Jusqu’à ce que ces informations post-natation soient reçues et examinées, WOWSA – comme toutes les autres organisations établies de natation de canal et de marathon – ne ratifie pas une traversée », conclut l’organisation.
Outre les déclarations du médaillé olympique tunisien Oussama Mellouli qui a qualifié la chose de « plus grand mensonge de l’histoire du sport tunisien », des témoignages sont venus corroborer le doute autour de la traversée :
L’amateurisme du ministère des Sports
Samedi dernier, le ministère de la Jeunesse et des Sports s’était empressé de publier sur son portail officiel un texte saluant la performance de Belhadi, le félicitant d’avoir parcouru la distance en « 60 à 70 heures », reprenant semble-t-il telles quelles les affirmations non vérifiées de l’ancien athlète qui s’entête à ne pas prendre sa retraite.
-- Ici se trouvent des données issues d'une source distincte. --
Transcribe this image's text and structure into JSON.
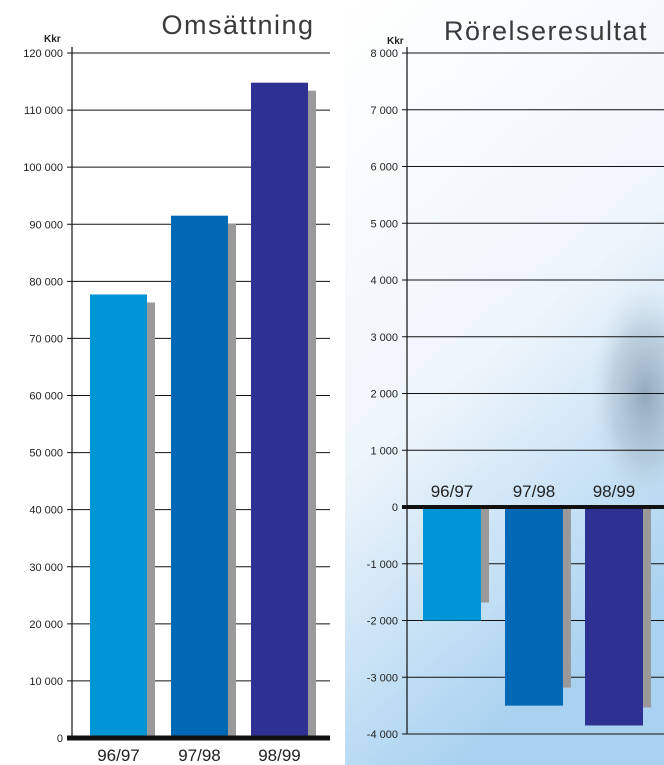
{
  "chart_data": [
    {
      "type": "bar",
      "title": "Omsättning",
      "unit_label": "Kkr",
      "categories": [
        "96/97",
        "97/98",
        "98/99"
      ],
      "values": [
        77700,
        91500,
        114800
      ],
      "ylim": [
        0,
        120000
      ],
      "yticks": [
        0,
        10000,
        20000,
        30000,
        40000,
        50000,
        60000,
        70000,
        80000,
        90000,
        100000,
        110000,
        120000
      ],
      "ytick_labels": [
        "0",
        "10 000",
        "20 000",
        "30 000",
        "40 000",
        "50 000",
        "60 000",
        "70 000",
        "80 000",
        "90 000",
        "100 000",
        "110 000",
        "120 000"
      ],
      "grid": true,
      "bar_colors": [
        "#0096d6",
        "#0068b5",
        "#2e3192"
      ],
      "shadow_color": "#9a9a9a"
    },
    {
      "type": "bar",
      "title": "Rörelseresultat",
      "unit_label": "Kkr",
      "categories": [
        "96/97",
        "97/98",
        "98/99"
      ],
      "values": [
        -2000,
        -3500,
        -3850
      ],
      "ylim": [
        -4000,
        8000
      ],
      "yticks": [
        -4000,
        -3000,
        -2000,
        -1000,
        0,
        1000,
        2000,
        3000,
        4000,
        5000,
        6000,
        7000,
        8000
      ],
      "ytick_labels": [
        "-4 000",
        "-3 000",
        "-2 000",
        "-1 000",
        "0",
        "1 000",
        "2 000",
        "3 000",
        "4 000",
        "5 000",
        "6 000",
        "7 000",
        "8 000"
      ],
      "grid": true,
      "bar_colors": [
        "#0096d6",
        "#0068b5",
        "#2e3192"
      ],
      "shadow_color": "#9a9a9a"
    }
  ]
}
Mais dès le lendemain, le ministère retire sa publication, et annonce son intention d’ouvrir une enquête sur les modalités de la performance, face à ce qu’il appelle une « campagne de scepticisme ».
Si le commun des mortels peut avoir été floué par l’attroupement de caméras à l’accueil de l’homme âgé le 18 juin, pour en déduire que le challenge avait été dûment documenté, il en est tout autrement du manque de rigueur de l’autorité de tutelle gouvernementale, dont les félicitations étaient allées vite en besogne, ce qui discrédite sa com’.
Pour l’expérimenté journaliste sportif Mourad Zeghidi, ancien notamment de Canal+, œuvrant actuellement à la radio tunisienne IFM, « il est temps que nous autres médias fassions notre auto critique : nous étions parmi les caméras qui s’étaient ruées à l’arrivée, plage de Hammamet »n déplore-t-il. Zeghidi ajoute que la corpulence (taux de masse graisseuse) du nageur rend très peu probable une performance d’endurance marathonienne de ce type.
L’épisode devra servir de leçon quant à ce que certains appellent syndrome des gloires fictives, lorsque dans certains environnements favorables aux mythes urbains, le désir de croire aux contes héroïques l’emporte parfois sur la raison.